Many who have attempted to follow the movement of Pryzwara’s thought have felt like Tantalus: It’s as if (to vary the metaphor) they had been endlessly, fruitlessly tossed to and fro by surging breakers imprisoned within the sheer, inexorable straits of finitude—over against a God who not only remains unknowable, but who answers every attempted approach on our part by suddenly withdrawing into an ever more transcendent unknowability. Now, one can and must wonder how Przywara’s relentless emphasis on the dynamism of the “ever more” might allow for, or be compatible with, any sort of authentic divine revelation. But at this point we need to recall the prophetic pathos that drives him; his one aim, pursued through all the wrack and ruin of foundering finitude, is to convey a feeling—in the total nullification of feeling!—for the fire of the living God. Were this not the case, the impetuosity of Przywarian analogy might inevitably plunge it headlong into a self-consuming dialectic. In that case, the Cross, where the lines of finitude meet in mutually cancelling sublation, would be the only valid manifestation of God (a claim that’s frequent enough in Przywara himself, but that mustn’t be isolated or abstracted from his vision as a whole). Yet Przywara, like Augustine, Pascal, and Kierkegaard, reads this unique sign as the revelation of God’s love—ever more unseizable in its absoluteness—for the finite, sinful creature who has broken faith with the divine covenant of love.

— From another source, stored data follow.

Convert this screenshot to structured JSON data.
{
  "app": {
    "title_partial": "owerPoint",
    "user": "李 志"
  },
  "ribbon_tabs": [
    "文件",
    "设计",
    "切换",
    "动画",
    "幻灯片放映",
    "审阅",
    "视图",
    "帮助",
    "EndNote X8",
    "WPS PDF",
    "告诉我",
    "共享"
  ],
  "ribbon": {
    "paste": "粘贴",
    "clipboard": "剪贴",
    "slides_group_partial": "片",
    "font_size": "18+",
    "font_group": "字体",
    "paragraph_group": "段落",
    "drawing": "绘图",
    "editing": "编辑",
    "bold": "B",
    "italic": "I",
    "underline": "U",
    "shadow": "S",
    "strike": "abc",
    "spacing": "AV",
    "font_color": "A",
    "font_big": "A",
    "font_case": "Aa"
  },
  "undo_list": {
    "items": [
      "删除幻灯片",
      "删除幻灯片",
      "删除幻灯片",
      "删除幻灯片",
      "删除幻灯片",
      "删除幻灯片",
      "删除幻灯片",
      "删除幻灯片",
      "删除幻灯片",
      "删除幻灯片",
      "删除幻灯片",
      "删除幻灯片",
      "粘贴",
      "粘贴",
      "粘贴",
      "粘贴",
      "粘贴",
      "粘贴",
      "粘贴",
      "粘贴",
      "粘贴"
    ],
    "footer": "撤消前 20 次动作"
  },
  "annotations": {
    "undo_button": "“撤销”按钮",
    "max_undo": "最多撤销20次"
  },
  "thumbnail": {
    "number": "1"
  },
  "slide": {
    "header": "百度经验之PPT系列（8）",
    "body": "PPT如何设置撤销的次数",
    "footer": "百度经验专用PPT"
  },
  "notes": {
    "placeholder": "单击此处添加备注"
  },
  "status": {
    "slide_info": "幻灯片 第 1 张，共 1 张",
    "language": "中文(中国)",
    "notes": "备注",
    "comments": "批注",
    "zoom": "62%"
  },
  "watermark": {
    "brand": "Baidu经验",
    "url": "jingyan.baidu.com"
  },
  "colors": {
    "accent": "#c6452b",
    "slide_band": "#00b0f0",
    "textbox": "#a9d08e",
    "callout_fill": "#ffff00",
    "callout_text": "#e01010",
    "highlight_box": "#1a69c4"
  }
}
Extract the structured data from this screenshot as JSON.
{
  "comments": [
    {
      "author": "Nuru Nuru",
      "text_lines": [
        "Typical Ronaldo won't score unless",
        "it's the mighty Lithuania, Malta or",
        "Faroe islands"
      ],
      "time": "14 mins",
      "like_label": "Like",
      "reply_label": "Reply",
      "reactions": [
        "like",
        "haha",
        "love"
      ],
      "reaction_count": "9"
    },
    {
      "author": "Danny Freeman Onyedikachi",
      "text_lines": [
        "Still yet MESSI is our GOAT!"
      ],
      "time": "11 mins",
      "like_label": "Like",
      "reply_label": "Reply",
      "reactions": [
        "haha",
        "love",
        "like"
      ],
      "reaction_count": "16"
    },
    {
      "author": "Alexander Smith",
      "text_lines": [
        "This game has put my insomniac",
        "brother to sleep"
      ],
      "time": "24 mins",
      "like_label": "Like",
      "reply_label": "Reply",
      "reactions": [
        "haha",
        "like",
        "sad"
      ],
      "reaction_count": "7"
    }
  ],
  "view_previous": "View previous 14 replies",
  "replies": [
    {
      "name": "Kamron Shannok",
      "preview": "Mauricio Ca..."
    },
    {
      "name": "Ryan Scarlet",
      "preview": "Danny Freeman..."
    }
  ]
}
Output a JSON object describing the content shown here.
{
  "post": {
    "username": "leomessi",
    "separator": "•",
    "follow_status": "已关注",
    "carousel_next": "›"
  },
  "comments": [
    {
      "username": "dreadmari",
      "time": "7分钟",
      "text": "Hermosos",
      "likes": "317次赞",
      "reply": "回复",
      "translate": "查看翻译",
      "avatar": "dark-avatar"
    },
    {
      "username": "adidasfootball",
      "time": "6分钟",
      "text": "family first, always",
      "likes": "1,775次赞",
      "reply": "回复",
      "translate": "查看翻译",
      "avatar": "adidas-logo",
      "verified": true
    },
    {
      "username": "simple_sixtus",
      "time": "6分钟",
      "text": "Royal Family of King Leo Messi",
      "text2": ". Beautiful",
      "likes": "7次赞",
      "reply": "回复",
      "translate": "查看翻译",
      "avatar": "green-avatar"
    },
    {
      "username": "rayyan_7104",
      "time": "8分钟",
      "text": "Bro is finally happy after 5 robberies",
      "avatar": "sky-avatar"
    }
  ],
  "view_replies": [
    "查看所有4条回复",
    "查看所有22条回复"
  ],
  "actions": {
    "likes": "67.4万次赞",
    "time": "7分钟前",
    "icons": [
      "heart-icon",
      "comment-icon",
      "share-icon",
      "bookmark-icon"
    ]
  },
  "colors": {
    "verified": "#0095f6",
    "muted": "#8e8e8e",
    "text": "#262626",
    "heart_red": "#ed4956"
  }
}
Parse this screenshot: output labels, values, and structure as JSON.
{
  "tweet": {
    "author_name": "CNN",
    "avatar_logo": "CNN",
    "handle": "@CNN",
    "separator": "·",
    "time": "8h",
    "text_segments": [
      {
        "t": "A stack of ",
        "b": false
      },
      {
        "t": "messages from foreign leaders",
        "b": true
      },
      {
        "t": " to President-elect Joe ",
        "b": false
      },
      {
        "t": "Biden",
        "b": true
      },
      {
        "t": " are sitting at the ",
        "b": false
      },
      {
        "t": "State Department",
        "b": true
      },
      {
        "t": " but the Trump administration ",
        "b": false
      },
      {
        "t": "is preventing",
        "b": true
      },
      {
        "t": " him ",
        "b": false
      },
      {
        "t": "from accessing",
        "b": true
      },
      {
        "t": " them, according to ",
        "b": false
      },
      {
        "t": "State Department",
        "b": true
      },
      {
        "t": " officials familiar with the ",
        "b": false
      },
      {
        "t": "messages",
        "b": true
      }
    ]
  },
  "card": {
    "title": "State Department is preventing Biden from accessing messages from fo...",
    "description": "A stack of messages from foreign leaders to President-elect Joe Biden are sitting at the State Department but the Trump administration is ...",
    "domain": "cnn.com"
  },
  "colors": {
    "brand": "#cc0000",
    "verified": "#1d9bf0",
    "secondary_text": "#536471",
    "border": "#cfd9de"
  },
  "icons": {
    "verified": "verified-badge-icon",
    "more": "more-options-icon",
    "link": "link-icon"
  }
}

On this reading, analogy becomes a “nuptial theology” in the sense of John of the Cross, but also of Luther, whom Przywara thus centers on this fundamental intuition: The night of thought becomes a night of ineffable union, not “mystically,” but in the “wondrous exchange” of the Cross, which precisely as night is the glory of love and precisely as abandonment the marvel of union. Resurrection doesn’t lie behind this union, but in it; the title “Resurrection in Death” says it all.
Przywaras’s work is impossible to classify or master. Most have therefore chosen the path of least resistance and ignored it altogether. But his former apprentices were forever changed by their encounter with him; regardless of where they have ended up positioning themselves, their thought and life bears his mark. And revisiting him today, they find themselves curiously unsettled. Is it because they realize how much more youthful this “old master” has remained in comparison to all the young voices making themselves heard today?